A de novo motif search in peak sequences is the best option since it directly reflects the nucleotide context inherent to the Anchor motifs. Thus, the motifs enriched in ChIP-seq peaks are stored in a number of databases [3,4,5]. One of them, the Cistrome DB [3], provides ChIP-seq peaks integrated with the results of de novo motif search, i.e., enriched motifs as nucleotide frequency matrices. Alternatively, matrices respecting Anchor motifs can be derived indirectly from Hocomoco [14], CIS-BP [16], or JASPAR [17] databases. The ‘Many Partners’ option implies the setting of a public database, i.e., for one Anchor motif, many Partner motifs are tested at once. The Hocomoco database for mammals [14] represents the human/mouse core and full collections of 396/353 and 747/509 motifs, or the Plant Cistrome collection provides 514 motifs for A. thaliana [15]. The advanced option (Figure 1B) allows changing the limits of a spacer length. Pressing the ’RUN’ button starts the calculation and provides a web link to the results. During a running process, the special indicator shows the percentage of completed calculations. The computational time may vary from several minutes to a couple of hours depending on the number of peaks and their average length. The example input data illustrate the Web-MCOT functionality (Figure 1B, button ‘EXAMPLE’). The example page (Figure 1C) contains peaks and the Anchor motif of the ChIP-seq dataset for FoxA2 from mouse liver [18].

2.2. Output Data

Figure 2 shows the Web-MCOT basic output table for the example FoxA2 dataset. The table rows respect second motifs in CEs, since all CEs have the same first Anchor motif. Hence, the first column ‘Motif name’ lists the names of the second motif. The name ‘Anchor’ would mean homotypic CEs, otherwise the names of Partner motifs respect heterotypic CEs. Next, the common header ‘CE significance, −Log10(P-value)’ joins five columns showing significances of CEs without respect to motif conservation respecting five computation flows.
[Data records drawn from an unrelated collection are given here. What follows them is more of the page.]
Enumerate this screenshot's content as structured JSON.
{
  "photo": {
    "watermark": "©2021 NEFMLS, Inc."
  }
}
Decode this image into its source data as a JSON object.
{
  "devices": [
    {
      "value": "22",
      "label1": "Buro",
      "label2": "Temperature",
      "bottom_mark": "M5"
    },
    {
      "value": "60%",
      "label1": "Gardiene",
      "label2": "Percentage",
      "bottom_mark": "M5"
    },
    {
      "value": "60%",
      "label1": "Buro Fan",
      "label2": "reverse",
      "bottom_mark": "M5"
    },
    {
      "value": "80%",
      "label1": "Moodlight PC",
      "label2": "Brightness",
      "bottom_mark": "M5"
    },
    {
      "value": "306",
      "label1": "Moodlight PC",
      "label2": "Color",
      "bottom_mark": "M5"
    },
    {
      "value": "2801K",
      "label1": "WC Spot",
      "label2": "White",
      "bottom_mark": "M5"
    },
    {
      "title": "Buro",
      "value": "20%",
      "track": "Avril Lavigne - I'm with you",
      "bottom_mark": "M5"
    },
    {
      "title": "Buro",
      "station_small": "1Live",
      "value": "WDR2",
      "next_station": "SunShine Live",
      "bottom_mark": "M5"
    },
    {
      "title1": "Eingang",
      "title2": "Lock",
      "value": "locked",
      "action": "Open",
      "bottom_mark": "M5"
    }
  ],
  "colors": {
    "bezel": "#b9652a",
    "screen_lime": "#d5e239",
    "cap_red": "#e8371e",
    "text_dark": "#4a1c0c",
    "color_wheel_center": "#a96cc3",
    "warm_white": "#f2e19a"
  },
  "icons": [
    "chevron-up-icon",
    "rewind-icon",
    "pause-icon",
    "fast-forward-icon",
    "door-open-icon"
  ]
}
The next column, ‘Similarity, −Log10(P-value)’, marks the significances of similarity between Anchor and Partner motifs. The column ‘CE histogram’ displays icons for distributions of the abundance of CEs as a function of mutual orientation and location of motifs. These icons are links to larger-sized histograms. Figure 3 shows this histogram for the example CE FoxA2/HNF1B. For each Partner motif, among all CEs with overlaps of motifs, we find the most common one and draw a CE logo; see icons in the column ‘CE logo’ (Figure 2). They are links for CE logos. Figure 4A shows the logo for the CE example FoxA2/HNF1B. This logo explains how two motifs with a specific orientation and overlap are located in almost the same place. Finally, we provide links to heatmaps that show the abundance of CEs with various ratios of conservation between Anchor and Partner motifs. Five columns with the common header ‘Asymmetry heatmap, per mille’ contain links to these heatmaps for five computation flows. The example heatmap in Figure 4B shows that in overlapped locations of FoxA2 and HNF1B motifs, the second one possesses higher conservation than the first. The output table allows sorting the rows in ascending or descending order, all columns containing text or numerical content. We marked this option with the up/down tooltip arrows appearing next to the column headings. Thus, the example (Figure 2) represents the sorting for the column ‘Asymmetry, −Log10(P-value)’, ‘Overlap’.

Figure 2

Basic output table of Web-MCOT for the example FoxA2 ChIP-seq dataset [18]. The first column lists the names of the second motifs in CEs. The common header ‘CE significance, −Log10(P-value)’ joins columns showing the significances of CEs without respect to motif conservation for five computation flows. The column ‘Similarity, −Log10(P-value)’ shows the significance of similarity of motifs. The common header ‘Asymmetry, −Log10(P-value)’ joins columns with the significances of asymmetry within CEs for five computation flows. The columns ‘CE histogram’ and ‘CE logo’ contain icons for histograms of CE abundance as a function of mutual orientation and location of the motifs, and for logos for the most common CE structural type with an overlap of motifs. The last five columns with the common header ‘Asymmetry heatmap, per mille’ respect five flows and show the links to heamaps of CEs abundance as a function of the ratios of conservation between Anchor and Partner motifs.

Figure 3

Distribution of structural variants of predicted CEs with various orientations, overlaps and spacers of the Anchor FoxA2 and Partner HNF1B motifs for the FoxA2 dataset [18]. Colors denote different mutual orientations. The letters in labels near axis X from left to right mean full (‘F’) or partial overlaps (‘P’), and spacer length (‘S’). The numbers preceding these letters denote the distance between nearest borders of two motifs, the length of overlap and the length of spacer, respectively. Axis Y shows the percentage of peaks containing CEs variants specific in mutual orientation and location. FoxA2 and HNF1B motifs were derived with the Homer tool [6] and the mouse Hocomoco library [14], respectively.

Figure 4

Graphical description of the most common CEs with an overlap of the Anchor FoxA2 and Partner HNF1B motifs for the FoxA2 dataset [18]. (A) Logo of the most common CE structural type. Black/grey arrows show the location and orientation of Anchor/Partner motifs. (B) Heatmap visualization of relationship of motifs conservation in CEs. Axes X/Y show ranges of conservation level of Partner/Anchor motifs. The color implies the per-mille measure for difference between observed and expected abundances of CEs with specific conservation of motifs (see Section 4.3).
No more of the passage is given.